Intel® IXP42X Product Line of Network Processors and IXC1100 Control Plane Processor
September 2006 DM
Order Number: 252480-006US 141
Intel XScale® Processor—Intel® IXP42X product line and IXC1100 control plane processors
3.7.4.4 Data/Bus Request Buffer Full Mode
The Data Cache has buffers available to service cache misses or uncacheable accesses.
For every memory request that the Data Cache receives from the processor core a
buffer is speculatively allocated in case an external memory request is required or
temporary storage is needed for an unaligned access. If no buffers are available, the
Data Cache will stall the processor core. How often the Data Cache stalls depends on
the performance of the bus external to the IXP42X product line and IXC1100 control
plane processors and what the memory access latency is for Data Cache miss requests
to external memory. If the IXP42X product line and IXC1100 control plane processors
memory access latency is high, possibly due to starvation, these Data Cache buffers
will become full. This performance monitoring mode is provided to see if the IXP42X
product line and IXC1100 control plane processors are being starved of the bus
external to the IXP42X product line and IXC1100 control plane processors, which will
effect the performance of the application running on the IXP42X product line and
IXC1100 control plane processors.
PMN0 accumulates the number of clock cycles the processor is being stalled due to this
condition and PMN1 monitors the number of times this condition occurs.
Statistics derived from these two events:
The average number of cycles the processor stalled on a data-cache access that
may overflow the data-cache buffers. This is calculated by dividing PMN0 by PMN1.
This statistic lets you know if the duration event cycles are due to many requests or
are attributed to just a few requests. If the average is high, the IXP42X product line
and IXC1100 control plane processors may be starved of the bus external to the
IXP42X product line and IXC1100 control plane processors.
The percentage of total execution cycles the processor stalled because a Data
Cache request buffer was not available. This is calculated by dividing PMN0 by
CCNT, which was used to measure total execution time.

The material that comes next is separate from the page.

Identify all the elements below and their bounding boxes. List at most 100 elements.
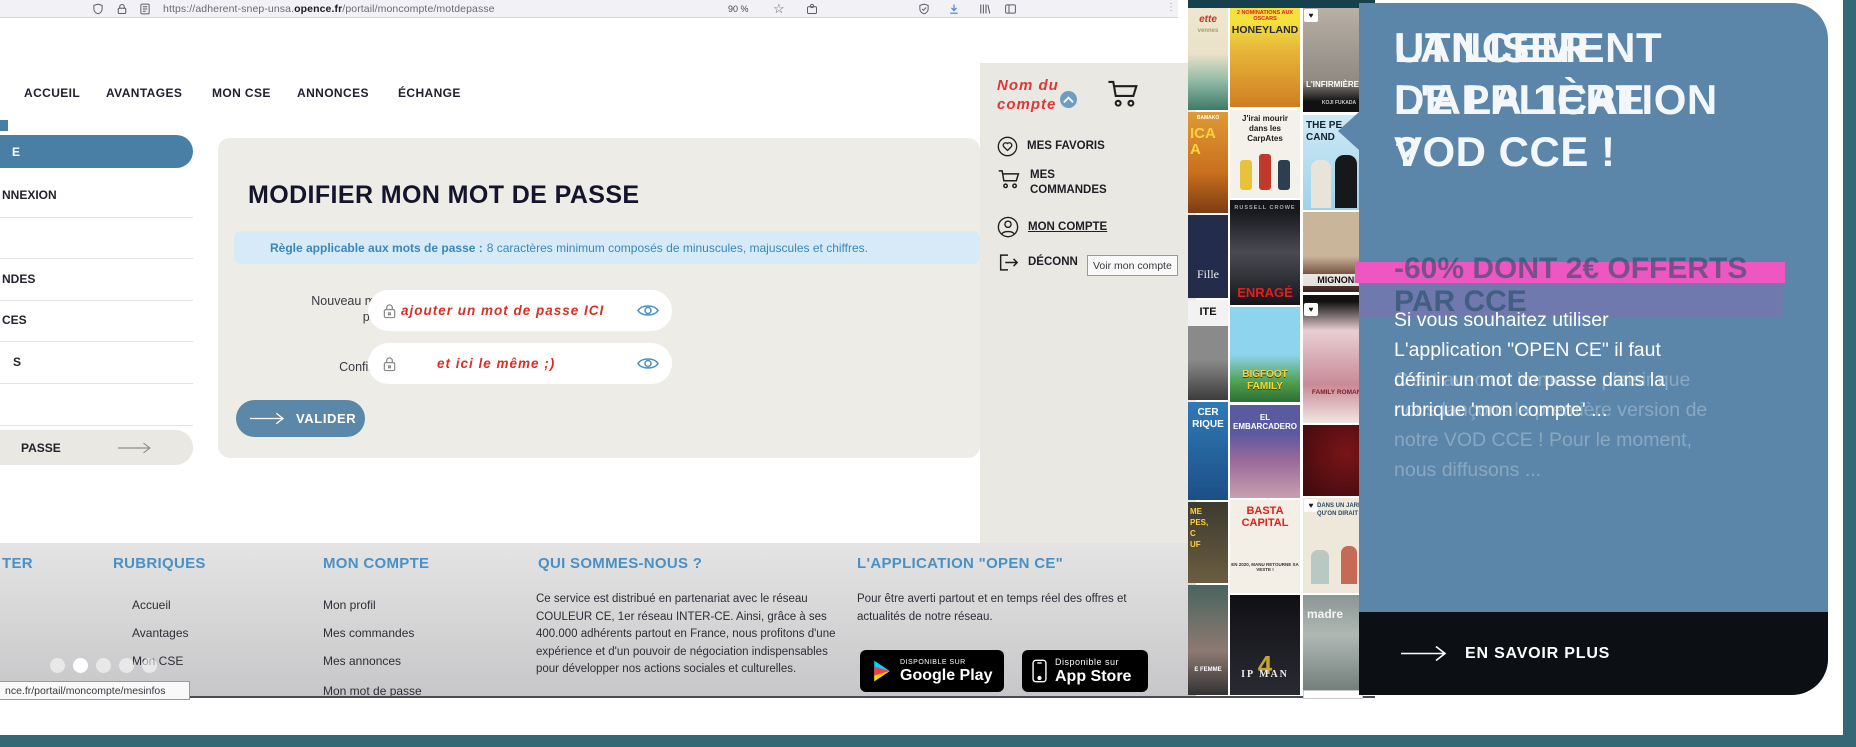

3.7.4.5 Stall/Write-Back Statistics
When an instruction requires the result of a previous instruction and that result is not
yet available, the IXP42X product line and IXC1100 control plane processors stall in
order to preserve the correct data dependencies. PMN0 counts the number of stall
cycles due to data-dependencies. Not all data-dependencies cause a stall; only the
following dependencies cause such a stall penalty:
Load-use penalty: attempting to use the result of a load before the load completes.

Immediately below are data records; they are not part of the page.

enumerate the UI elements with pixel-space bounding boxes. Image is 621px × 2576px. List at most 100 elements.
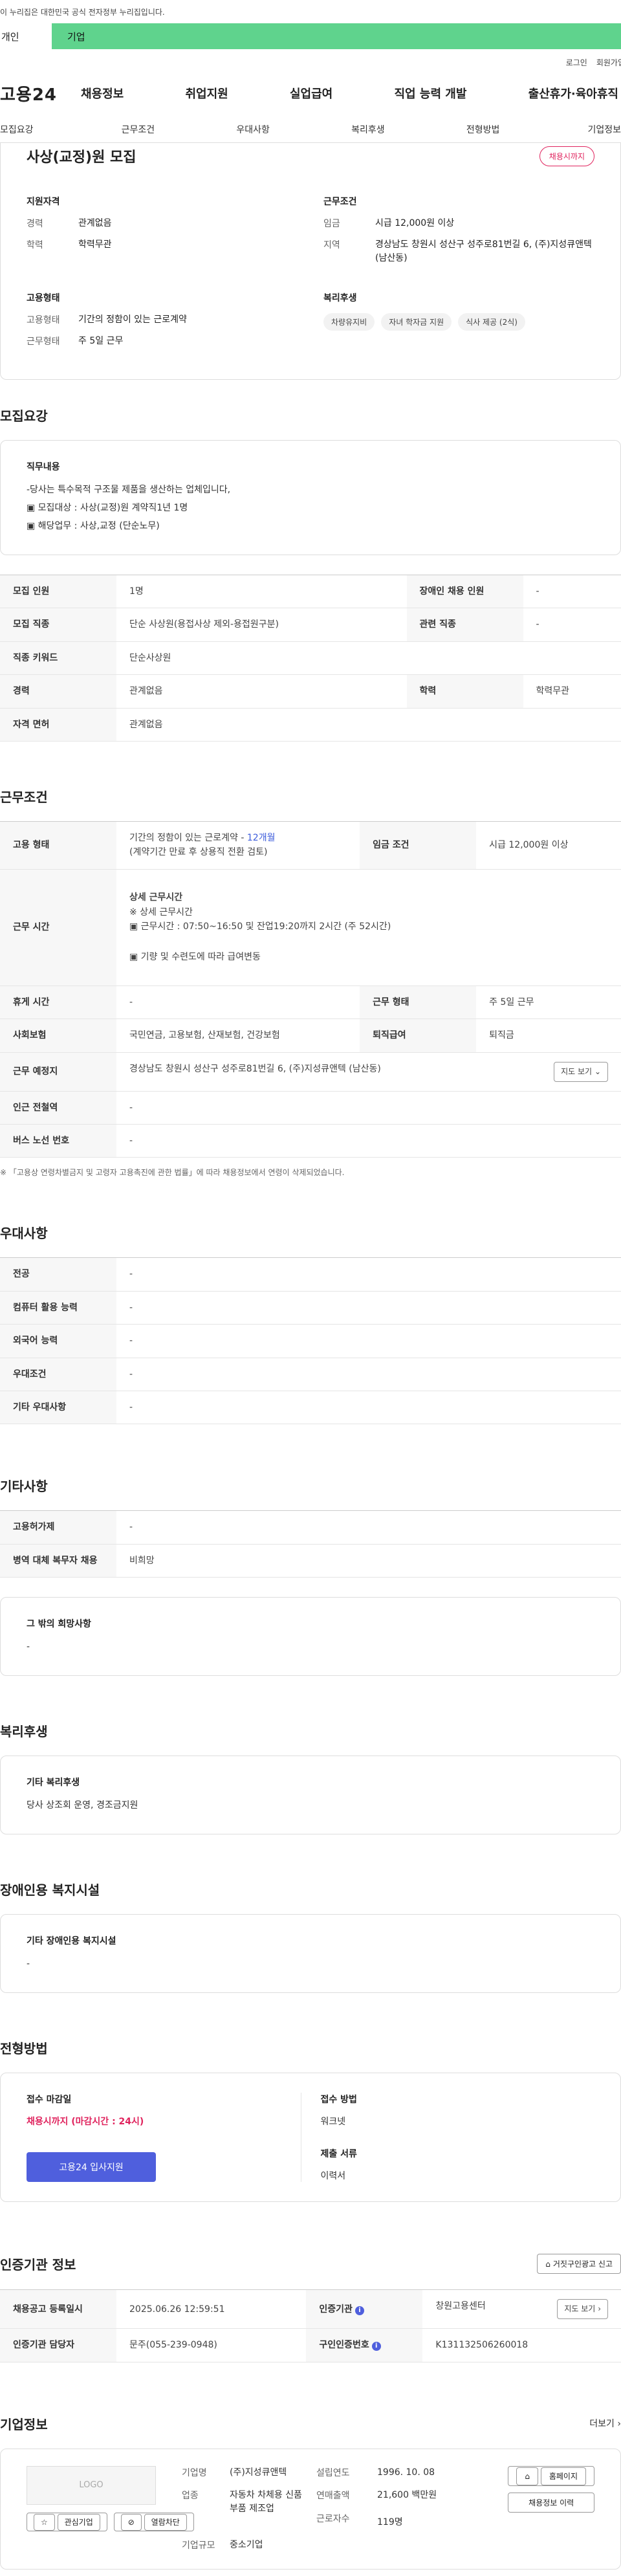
employment-type-text: 기간의 정함이 있는 근로계약 -	[129, 833, 247, 843]
table-row: 기타 우대사항-	[0, 1391, 621, 1424]
recruit-section-title: 모집요강	[0, 406, 621, 424]
section-tabs: 모집요강 근무조건 우대사항 복리후생 전형방법 기업정보	[0, 116, 621, 143]
size-value: 중소기업	[230, 2538, 307, 2552]
info-icon[interactable]: i	[372, 2342, 381, 2351]
education-value: 학력무관	[78, 238, 112, 252]
table-row: 인근 전철역-	[0, 1091, 621, 1124]
job-summary-card: 사상(교정)원 모집 채용시까지 지원자격 경력관계없음 학력학력무관 근무조건…	[0, 143, 621, 380]
cell-value: 비희망	[116, 1544, 621, 1577]
cert-org-value: 창원고용센터	[435, 2301, 485, 2311]
cell-value: -	[116, 1291, 621, 1324]
cell-value: 관계없음	[116, 708, 621, 741]
cell-label: 장애인 채용 인원	[407, 575, 523, 608]
welfare-chip: 식사 제공 (2식)	[458, 313, 525, 331]
career-label: 경력	[27, 217, 78, 230]
disability-box: 기타 장애인용 복지시설 -	[0, 1914, 621, 1993]
tab-personal[interactable]: 개인	[0, 23, 52, 49]
homepage-button[interactable]: ⌂ 홈페이지	[508, 2466, 594, 2486]
sales-value-text: 21,600 백만원	[377, 2490, 437, 2500]
apply-button[interactable]: 고용24 입사지원	[27, 2152, 156, 2182]
table-row: 병역 대체 복무자 채용비희망	[0, 1544, 621, 1577]
gnb-parental-leave[interactable]: 출산휴가·육아휴직	[528, 85, 618, 102]
homepage-label: 홈페이지	[541, 2467, 586, 2485]
work-heading: 근무조건	[323, 195, 594, 208]
career-value: 관계없음	[78, 217, 112, 230]
tab-company-info[interactable]: 기업정보	[541, 123, 621, 136]
gnb-job-info[interactable]: 채용정보	[81, 85, 124, 102]
cell-label: 직종 키워드	[0, 641, 116, 674]
tab-company[interactable]: 기업	[52, 23, 621, 49]
cell-value: 주 5일 근무	[476, 985, 621, 1018]
founded-label: 설립연도	[316, 2466, 368, 2480]
cell-value: -	[116, 985, 360, 1018]
region-label: 지역	[323, 238, 375, 265]
cell-value: -	[116, 1325, 621, 1358]
cell-label: 고용허가제	[0, 1511, 116, 1544]
gnb-unemployment-benefit[interactable]: 실업급여	[290, 85, 332, 102]
cell-value: 창원고용센터 지도 보기 ›	[422, 2290, 621, 2329]
cell-value: 시급 12,000원 이상	[476, 821, 621, 869]
table-row: 휴게 시간- 근무 형태주 5일 근무	[0, 985, 621, 1018]
etc-section-title: 기타사항	[0, 1476, 621, 1495]
map-view-button[interactable]: 지도 보기 ⌄	[554, 1062, 608, 1082]
tab-welfare[interactable]: 복리후생	[310, 123, 426, 136]
site-logo[interactable]: 고용24	[0, 82, 81, 105]
method-col: 접수 방법 워크넷 제출 서류 이력서	[301, 2093, 595, 2182]
cert-map-button[interactable]: 지도 보기 ›	[557, 2299, 608, 2319]
pref-section-title: 우대사항	[0, 1223, 621, 1242]
tab-preferences[interactable]: 우대사항	[195, 123, 310, 136]
cell-label: 채용공고 등록일시	[0, 2290, 116, 2329]
company-logo: LOGO	[27, 2466, 156, 2505]
welfare-chip: 자녀 학자금 지원	[381, 313, 452, 331]
age-notice: ※ 「고용상 연령차별금지 및 고령자 고용촉진에 관한 법률」에 따라 채용정…	[0, 1167, 621, 1178]
company-more-link[interactable]: 더보기 ›	[589, 2417, 621, 2430]
cell-label: 기타 우대사항	[0, 1391, 116, 1424]
cell-label: 퇴직급여	[360, 1019, 476, 1052]
table-row: 근무 예정지 경상남도 창원시 성산구 성주로81번길 6, (주)지성큐앤텍 …	[0, 1052, 621, 1091]
gnb-vocational-training[interactable]: 직업 능력 개발	[395, 85, 467, 102]
login-link[interactable]: 로그인	[566, 57, 587, 68]
etc-table: 고용허가제- 병역 대체 복무자 채용비희망	[0, 1510, 621, 1578]
cert-map-label: 지도 보기	[564, 2304, 595, 2313]
table-row: 채용공고 등록일시2025.06.26 12:59:51 인증기관i 창원고용센…	[0, 2290, 621, 2329]
education-label: 학력	[27, 238, 78, 252]
cell-value: 기간의 정함이 있는 근로계약 - 12개월(계약기간 만료 후 상용직 전환 …	[116, 821, 360, 869]
cell-label: 근무 예정지	[0, 1052, 116, 1091]
info-icon[interactable]: i	[355, 2306, 364, 2315]
tab-selection[interactable]: 전형방법	[426, 123, 541, 136]
deadline-label: 접수 마감일	[27, 2093, 281, 2106]
gov-notice-text: 이 누리집은 대한민국 공식 전자정부 누리집입니다.	[0, 6, 165, 17]
employment-type-label: 고용형태	[27, 313, 78, 327]
favorite-label: 관심기업	[58, 2514, 100, 2531]
wage-label: 임금	[323, 217, 375, 230]
industry-label: 업종	[182, 2489, 221, 2529]
cell-label: 외국어 능력	[0, 1325, 116, 1358]
cell-label: 경력	[0, 675, 116, 708]
user-type-tabs: 개인 기업	[0, 23, 621, 49]
cell-label: 근무 형태	[360, 985, 476, 1018]
welfare-summary-heading: 복리후생	[323, 291, 594, 304]
cert-section-title: 인증기관 정보	[0, 2254, 76, 2273]
chevron-right-icon: ›	[617, 2419, 621, 2429]
false-ad-report-button[interactable]: ⌂거짓구인광고 신고	[537, 2254, 621, 2274]
table-row: 전공-	[0, 1258, 621, 1291]
history-button[interactable]: 채용정보 이력	[508, 2493, 594, 2513]
tab-work-conditions[interactable]: 근무조건	[80, 123, 195, 136]
tab-recruit[interactable]: 모집요강	[0, 123, 80, 136]
employment-heading: 고용형태	[27, 291, 298, 304]
job-title: 사상(교정)원 모집	[27, 146, 136, 166]
duty-line: ▣ 모집대상 : 사상(교정)원 계약직1년 1명	[27, 499, 594, 517]
signup-link[interactable]: 회원가입	[596, 57, 621, 68]
cell-value: -	[116, 1125, 621, 1158]
util-links: 로그인 회원가입	[0, 49, 621, 71]
cell-value: 국민연금, 고용보험, 산재보험, 건강보험	[116, 1019, 360, 1052]
other-wishes-heading: 그 밖의 희망사항	[27, 1617, 594, 1630]
deadline-col: 접수 마감일 채용시까지 (마감시간 : 24시) 고용24 입사지원	[27, 2093, 301, 2182]
table-row: 인증기관 담당자문주(055-239-0948) 구인인증번호i K131132…	[0, 2329, 621, 2362]
favorite-company-button[interactable]: ☆ 관심기업	[27, 2513, 107, 2531]
cert-table: 채용공고 등록일시2025.06.26 12:59:51 인증기관i 창원고용센…	[0, 2289, 621, 2362]
cell-value: K131132506260018	[422, 2329, 621, 2362]
gnb-employment-support[interactable]: 취업지원	[186, 85, 228, 102]
table-row: 근무 시간 상세 근무시간 ※ 상세 근무시간 ▣ 근무시간 : 07:50~1…	[0, 869, 621, 985]
table-row: 모집 인원1명 장애인 채용 인원-	[0, 575, 621, 608]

To avoid the penalty, software should delay using the result of a load until it’s
available. This penalty shows the latency effect of data-cache access.
Multiply/Accumulate-use penalty: attempting to use the result of a multiply or
multiply-accumulate operation before the operation completes. Again, to avoid the
penalty, software should delay using the result until it’s available.
ALU use penalty: there are a few isolated cases where back to back ALU operations
may result in one cycle delay in the execution. These cases are defined in
Table 3.9, “Performance Considerations” on page 159.
PMN1 counts the number of write-back operations emitted by the data cache. These
write-backs occur when the data cache evicts a dirty line of data to make room for a
newly requested line or as the result of clean operation (CP15, register 7).
Statistics derived from these two events:
The percentage of total execution cycles the processor stalled because of a data
dependency. This is calculated by dividing PMN0 by CCNT, which was used to
measure total execution time. Often a compiler can reschedule code to avoid these
penalties when given the right optimization switches.